Clients ditch brokers for brokers

Are you doing enough to keep your clients from leaving you for a bank? How about for another broker?

Are you doing enough to keep your clients from leaving you for a bank? How about for another broker?

With rates increasing and the mortgage landscape changing, clients are approaching brokers looking to better their past experience –not with a bank, but another broker.

“A lot of deals come to me from other brokers who had put them into a product and then disappeared,” Kevin Crigger of Mortgage Alliance told MortgageBrokerNews.ca. “You can’t just put clients in a product and let them go – a product from two years ago may not work today.”

The problem, according to Crigger, is that these brokers lack the experience to provide the advice needed to properly choose mortgage products in a market now in flux.

“There are a huge number of brokers in the market and we’ve had a great market to work in, recently,” Crigger said. “My concern is that as rates come up, we really have to be in a position to provide proactive insight; some brokers may not be experienced enough to provide that kind of advice.”

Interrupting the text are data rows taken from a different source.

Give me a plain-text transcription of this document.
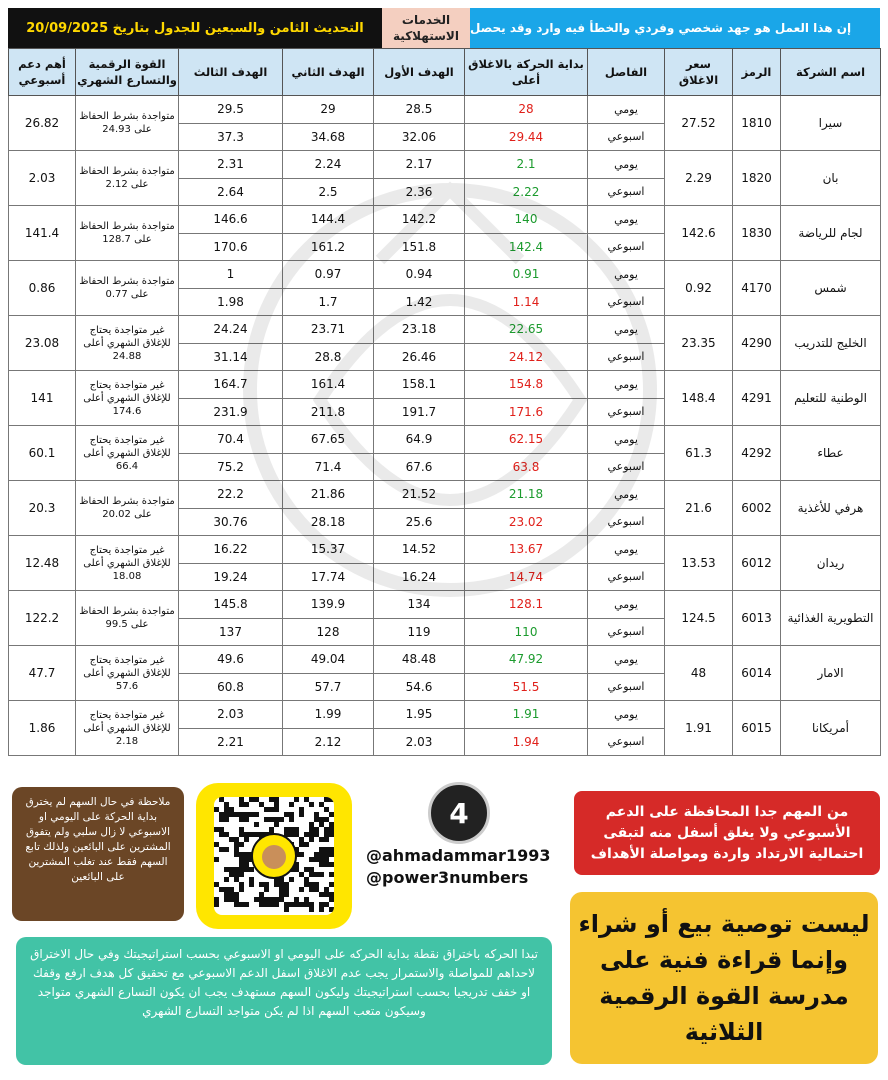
التحديث الثامن والسبعين للجدول بتاريخ 20/09/2025
الخدمات الاستهلاكية
إن هذا العمل هو جهد شخصي وفردي والخطأ فيه وارد وقد يحصل
اسم الشركة	الرمز	سعر الاغلاق	الفاصل	بداية الحركة بالاغلاق أعلى	الهدف الأول	الهدف الثاني	الهدف الثالث	القوة الرقمية والتسارع الشهري	أهم دعم أسبوعي
سيرا	1810	27.52	يومي	28	28.5	29	29.5	متواجدة بشرط الحفاظ على 24.93	26.82
			اسبوعي	29.44	32.06	34.68	37.3		
بان	1820	2.29	يومي	2.1	2.17	2.24	2.31	متواجدة بشرط الحفاظ على 2.12	2.03
			اسبوعي	2.22	2.36	2.5	2.64		
لجام للرياضة	1830	142.6	يومي	140	142.2	144.4	146.6	متواجدة بشرط الحفاظ على 128.7	141.4
			اسبوعي	142.4	151.8	161.2	170.6		
شمس	4170	0.92	يومي	0.91	0.94	0.97	1	متواجدة بشرط الحفاظ على 0.77	0.86
			اسبوعي	1.14	1.42	1.7	1.98		
الخليج للتدريب	4290	23.35	يومي	22.65	23.18	23.71	24.24	غير متواجدة يحتاج للإغلاق الشهري أعلى 24.88	23.08
			اسبوعي	24.12	26.46	28.8	31.14		
الوطنية للتعليم	4291	148.4	يومي	154.8	158.1	161.4	164.7	غير متواجدة يحتاج للإغلاق الشهري أعلى 174.6	141
			اسبوعي	171.6	191.7	211.8	231.9		
عطاء	4292	61.3	يومي	62.15	64.9	67.65	70.4	غير متواجدة يحتاج للإغلاق الشهري أعلى 66.4	60.1
			اسبوعي	63.8	67.6	71.4	75.2		
هرفي للأغذية	6002	21.6	يومي	21.18	21.52	21.86	22.2	متواجدة بشرط الحفاظ على 20.02	20.3
			اسبوعي	23.02	25.6	28.18	30.76		
ريدان	6012	13.53	يومي	13.67	14.52	15.37	16.22	غير متواجدة يحتاج للإغلاق الشهري أعلى 18.08	12.48
			اسبوعي	14.74	16.24	17.74	19.24		
التطويرية الغذائية	6013	124.5	يومي	128.1	134	139.9	145.8	متواجدة بشرط الحفاظ على 99.5	122.2
			اسبوعي	110	119	128	137		
الامار	6014	48	يومي	47.92	48.48	49.04	49.6	غير متواجدة يحتاج للإغلاق الشهري أعلى 57.6	47.7
			اسبوعي	51.5	54.6	57.7	60.8		
أمريكانا	6015	1.91	يومي	1.91	1.95	1.99	2.03	غير متواجدة يحتاج للإغلاق الشهري أعلى 2.18	1.86
			اسبوعي	1.94	2.03	2.12	2.21		
ملاحظة في حال السهم لم يخترق بداية الحركة على اليومي او الاسبوعي لا زال سلبي ولم يتفوق المشترين على البائعين ولذلك تابع السهم فقط عند تغلب المشترين على البائعين
4
@ahmadammar1993
@power3numbers
من المهم جدا المحافظة على الدعم الأسبوعي ولا يغلق أسفل منه لتبقى احتمالية الارتداد واردة ومواصلة الأهداف
ليست توصية بيع أو شراء وإنما قراءة فنية على مدرسة القوة الرقمية الثلاثية
تبدا الحركه باختراق نقطة بداية الحركه على اليومي او الاسبوعي بحسب استراتيجيتك وفي حال الاختراق لاحداهم للمواصلة والاستمرار يجب عدم الاغلاق اسفل الدعم الاسبوعي مع تحقيق كل هدف ارفع وقفك او خفف تدريجيا بحسب استراتيجيتك وليكون السهم مستهدف يجب ان يكون التسارع الشهري متواجد وسيكون متعب السهم اذا لم يكن متواجد التسارع الشهري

Meanwhile, other industry players are benefiting from a surge in the number of homeowners looking for switches because their original mortgage advisor failed to fully explain the limitations attached to their loans.

“The biggest thing is the whole collateral mortgage: he didn’t know he was in a collateral mortgage and he wanted to switch from a variable to a fixed and he was forced to pay penalties,” said Chris Rempel of True North Mortgage about one particular client.

And this case wasn’t the first – or presumably last – of its kind.

“We’ve had a lot of clients come over from TD who had no idea they were in a collateral mortgage and a lot of these are coming up for renewals and they’re coming to us to renew their mortgage and to get a regular mortgage,” Rempel said. “It comes up for renewal with TD and they come to us and we have to inform them that it’s a collateral mortgage and they have to pay legal fees to get out of it. We’ve had a couple with ING, HSBC as well.”

Again, the issue comes down to a lack of communication and, perhaps, ignorance.

“When the client is getting the mortgage, they aren’t understanding what a collateral mortgage is and the banker isn’t having that conversation with the client,” Rempel said. “They may not even know themselves; so we’re having a lot of the conversations (that the original mortgage professional should have had).”